In the wake of the 2008 financial crisis, it has dawned on more people that whenever some unexpected economic events occur, whether they originate in the US or not, a large amount of capital will flow back to the US market in favor of less risky US treasury bonds.
The result is a rising US dollar, causing bond prices to soar but yields to plummet. Meanwhile, currencies other than the dollar, along with prices of US-registered assets, will plunge rapidly in value.
With developed countries increasingly keen on applying quantitative easing (QE), random economic events have a bigger impact on price distortion. These events, which have become normal, are troublesome for emerging markets including China.
For one thing, they prompt a flight of capital, leading to an excess of domestic money supply that complicates the stability of consumer prices and the overall economy. For another, stock prices take successive drops due to the impact of downturns in neighboring markets.
It is thus important to dissect the cause of these market vagaries, to prevent similar future risks and formulate China's financial development strategy.
The goal of growing the real economy is to enhance the standard of living, while that of printing money and providing financial services is to ensure sustainable, orderly business investment and household consumption.
However, the collapse of the Bretton Woods system spelled the end of the gold standard and any financial discipline based on it. The world economy has since been propped up entirely by a system of credit.
When bubbles burst
In a system sustained by credit, the affluence of a country or an individual can be measured by the currency's buying power. If the growth of money supply and credit outstrips economic growth, asset bubbles and inflation are almost inevitable. There is a real risk of write-downs once the bubbles burst, and inflation saps purchasing power.
On the contrary, amid busts, risk aversion galvanizes people to be more conservative about investing and spending.
Because cash is then more valued, a great deal of capital will be left idle, unable to be absorbed by the real economy. The shortage of cash will further diminish business profits, people's pay and capital gains, thereby compounding the downturn.
Given this reason, we now attach greater importance to the security of our wealth management than we did in the age of the gold standard. In the past, currency devaluation, be it a reality or a mere possibility, would send people snapping up gold in search of asset security.
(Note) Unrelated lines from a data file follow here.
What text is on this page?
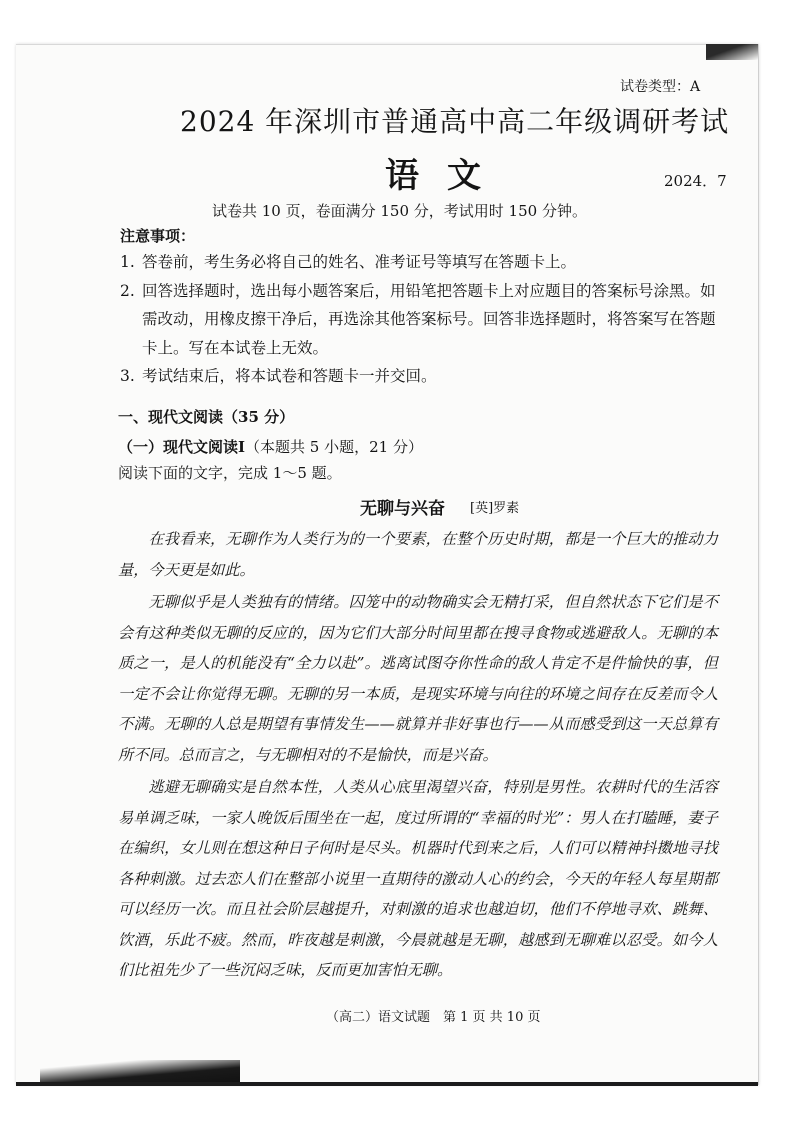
试卷类型：A
2024 年深圳市普通高中高二年级调研考试
语文	2024．7
试卷共 10 页，卷面满分 150 分，考试用时 150 分钟。
注意事项：
1. 答卷前，考生务必将自己的姓名、准考证号等填写在答题卡上。
2. 回答选择题时，选出每小题答案后，用铅笔把答题卡上对应题目的答案标号涂黑。如需改动，用橡皮擦干净后，再选涂其他答案标号。回答非选择题时，将答案写在答题卡上。写在本试卷上无效。
3. 考试结束后，将本试卷和答题卡一并交回。
一、现代文阅读（35 分）
（一）现代文阅读Ⅰ（本题共 5 小题，21 分）
阅读下面的文字，完成 1～5 题。
无聊与兴奋 [英]罗素

在我看来，无聊作为人类行为的一个要素，在整个历史时期，都是一个巨大的推动力量，今天更是如此。

无聊似乎是人类独有的情绪。囚笼中的动物确实会无精打采，但自然状态下它们是不会有这种类似无聊的反应的，因为它们大部分时间里都在搜寻食物或逃避敌人。无聊的本质之一，是人的机能没有“全力以赴”。逃离试图夺你性命的敌人肯定不是件愉快的事，但一定不会让你觉得无聊。无聊的另一本质，是现实环境与向往的环境之间存在反差而令人不满。无聊的人总是期望有事情发生——就算并非好事也行——从而感受到这一天总算有所不同。总而言之，与无聊相对的不是愉快，而是兴奋。

逃避无聊确实是自然本性，人类从心底里渴望兴奋，特别是男性。农耕时代的生活容易单调乏味，一家人晚饭后围坐在一起，度过所谓的“幸福的时光”：男人在打瞌睡，妻子在编织，女儿则在想这种日子何时是尽头。机器时代到来之后，人们可以精神抖擞地寻找各种刺激。过去恋人们在整部小说里一直期待的激动人心的约会，今天的年轻人每星期都可以经历一次。而且社会阶层越提升，对刺激的追求也越迫切，他们不停地寻欢、跳舞、饮酒，乐此不疲。然而，昨夜越是刺激，今晨就越是无聊，越感到无聊难以忍受。如今人们比祖先少了一些沉闷乏味，反而更加害怕无聊。

（高二）语文试题　第 1 页 共 10 页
Today, certain financial debacles that threaten wealth are sure to be followed by a buying spree on gold or other secure assets, such as the US dollar or short-term US treasury bonds.
Credit standard age
Generally speaking, in a credit standard age, a country's most secure assets tend to be government bonds. For instance, in Japan's two decades of recession, the country's worsening demographic woes and dwindling fertility rate compelled its citizens to pursue safe assets like crazy.
On the one hand, most households deposit money in banks, reassured that the government would pump liquidity in them. Depositors seldom care about whatever small gains accrue from bank savings. On the other hand, as domestic firms are reluctant to invest, and consumers prefer liquid assets, Japanese banks have to invest in secure assets promising abundant liquidity, namely, Japanese bonds.
As a result we witness a paradox. The bigger Japan's trade deficit, the faster the yen rises, forcing the Bank of Japan to intervene at some point.
And a consequence of intervention is that banks receive more savings and have a stronger desire to buy up national bonds. This explains why Japan runs gargantuan fiscal deficits yet the risk of bankruptcy is smaller than that of several debt-ridden eurozone nations.
But in a more export-oriented economy like China, Beijing's purchase of US debt with its foreign reserves has increased our dependence on the US economy in a dollar-centric world. So China suffers dearly when global capital finds a safe haven in the US, denting the securities' prices and gains.
Besides, when the US government implements QE measures to address unemployment and anemic asset prices at home, China's foreign reserves are at risk of incurring losses.
In China, since development of a bond market is proceeding slowly, and that market is at the early stage of liberalization, the population's needs for safe assets cannot be fully satisfied.
By contrast, in markets rife with scarcity, typically property markets in first- and second-tier cities, speculative capital has a clear upward pressure on home prices. When the money supply grows too fast, fueling expectation for looming inflation, people feel the urge to invest in real estate, as if it were a more secure choice.
The misinformed perception of real estate's nature as a vehicle of financial security is seriously undermining the health of China's real economy.
All in all, speeding up the construction of a mature, healthy securities market in China is an imperative. In the long run, elevating the profile of the yuan is also vital to enhancing the security of China's foreign reserves and assets.
The author is executive dean of the School of Economics at Fudan University. The views are his own. Shanghai Daily staff writer Ni Tao translated his article from Chinese.